EW: When this first happened, did you think people would go to jail?

CF: Yes, I did. In previous similar, far less extreme circumstances, people did go to jail. It used to be that if you committed a major financial fraud in the United States, you went to jail. In the late 1980s, there was, what was then considered a major financial crisis, caused by the collapse of the savings and loan industry, a collapse which had been brought about by a large quantity of fraud. Several thousand financial executives went to prison in the late 1980s. Several very senior Wall Street executives also went to prison for having assisted in this -- Michael Milkin, Ivan Boesky -- a large group of people went to prison.

Then in the aftermath of the dot-com bubble fewer people went to jail, but some people did go to jail. When Enron collapsed, the people who ran Enron went to prison, and the CEO of WorldCom went to prison. He's still in prison. Those things were far less extreme than what occurred here, with far fewer consequences.

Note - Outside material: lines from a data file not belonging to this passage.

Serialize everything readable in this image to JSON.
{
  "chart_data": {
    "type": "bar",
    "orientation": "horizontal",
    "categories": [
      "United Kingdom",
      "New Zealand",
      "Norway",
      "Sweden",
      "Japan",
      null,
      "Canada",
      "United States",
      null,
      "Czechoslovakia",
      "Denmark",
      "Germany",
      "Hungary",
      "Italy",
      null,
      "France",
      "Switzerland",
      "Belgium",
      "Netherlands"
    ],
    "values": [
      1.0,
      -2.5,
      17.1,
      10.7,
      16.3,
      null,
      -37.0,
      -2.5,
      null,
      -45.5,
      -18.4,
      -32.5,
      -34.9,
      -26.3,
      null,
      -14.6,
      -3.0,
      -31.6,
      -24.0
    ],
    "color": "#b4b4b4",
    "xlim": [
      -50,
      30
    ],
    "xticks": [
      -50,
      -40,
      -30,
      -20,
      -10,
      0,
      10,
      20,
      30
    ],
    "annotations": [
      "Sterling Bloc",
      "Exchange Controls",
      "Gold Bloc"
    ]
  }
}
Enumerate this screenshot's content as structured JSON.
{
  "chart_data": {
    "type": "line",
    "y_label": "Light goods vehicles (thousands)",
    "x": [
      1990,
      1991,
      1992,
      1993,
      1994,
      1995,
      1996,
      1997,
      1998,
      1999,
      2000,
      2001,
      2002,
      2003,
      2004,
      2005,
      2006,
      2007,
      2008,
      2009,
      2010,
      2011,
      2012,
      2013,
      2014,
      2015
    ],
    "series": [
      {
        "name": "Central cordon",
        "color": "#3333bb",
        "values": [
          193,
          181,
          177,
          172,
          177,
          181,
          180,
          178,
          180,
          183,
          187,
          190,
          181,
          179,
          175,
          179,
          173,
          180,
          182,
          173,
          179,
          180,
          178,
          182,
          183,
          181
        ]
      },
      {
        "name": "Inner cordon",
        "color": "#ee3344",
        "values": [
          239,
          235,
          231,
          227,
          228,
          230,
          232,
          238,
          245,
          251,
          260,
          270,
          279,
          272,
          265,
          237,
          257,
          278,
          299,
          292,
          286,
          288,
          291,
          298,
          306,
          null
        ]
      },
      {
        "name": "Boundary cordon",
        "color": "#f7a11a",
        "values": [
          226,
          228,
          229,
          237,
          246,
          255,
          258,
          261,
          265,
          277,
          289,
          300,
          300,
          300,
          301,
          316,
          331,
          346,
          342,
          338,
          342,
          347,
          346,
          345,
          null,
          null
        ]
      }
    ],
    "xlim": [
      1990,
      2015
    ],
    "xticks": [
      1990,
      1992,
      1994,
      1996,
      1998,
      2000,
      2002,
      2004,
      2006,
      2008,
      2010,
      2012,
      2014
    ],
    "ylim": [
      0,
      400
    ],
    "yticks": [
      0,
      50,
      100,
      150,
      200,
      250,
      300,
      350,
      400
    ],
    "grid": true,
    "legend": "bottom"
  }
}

EW: Why do you think that is?

CF: I think what's happened over the last 20 years roughly the financial industry has acquired so much political power that it now has impunity. Since we started having deregulation and financial crises, with each successive crisis the consequences were more severe and yet, fewer people went to prison.

EW: You talk about the 'corrosive relationships' that led to this -- what are they?

CF: The obvious, conventional one that everybody sort of knows about is between government and industry, people going back and forth between the industry that they're supposed to be regulating and the industry itself. For example, Robert Rubin, the CEO of Goldman Sachs, became Treasury Secretary of the Clinton administration. While he was Treasury Secretary, he had a major role in the further deregulation of the financial services industry and very specifically, repealing the Glass-Steagall Act which had forced a separation between investment banking and commercial banking. The first and biggest beneficiary of the repeal of that law was Citigroup. Citicorp and Travelers wanted to merge and that merger was illegal under the Glass-Steagall Act. Then Mr. Rubin and others got that law passed, and Mr. Rubin left the Clinton administration and became vice-chair of Citigroup, which then paid him over $100 million.

The less obvious one is that this is actually a triangular relationship, and the third part of the triangle is academia. People going between having positions in universities as economists and being in industry and being in government, and often being paid by industry while they are in academia and while they are writing papers and making speeches about what policy should be toward the industry they're being paid by.

EW: Why do you think people didn't get more outraged? Did that surprise you?

CF: It does surprise me. I think it's more difficult to do something about this because it's a fully bipartisan problem. You can't switch from one political party to the other. So the kind of effort people have to engage to try and become activist about this is much more complicated and much more difficult. You have to think about and know about the records of individual candidates, individual members of Congress. You have to think about who to donate money to and who not to. Or conceivably start a new organization or a new political party.

Someone said to me yesterday the American people are now weary and tired. Those people who have jobs are working harder to keep them and those people who don't have jobs don't have money and their primary concern is trying to get a job and keep their house, keep their car. And because things are so difficult for so many people, people don't have the kind of psychological energy to do the kind of things they might otherwise.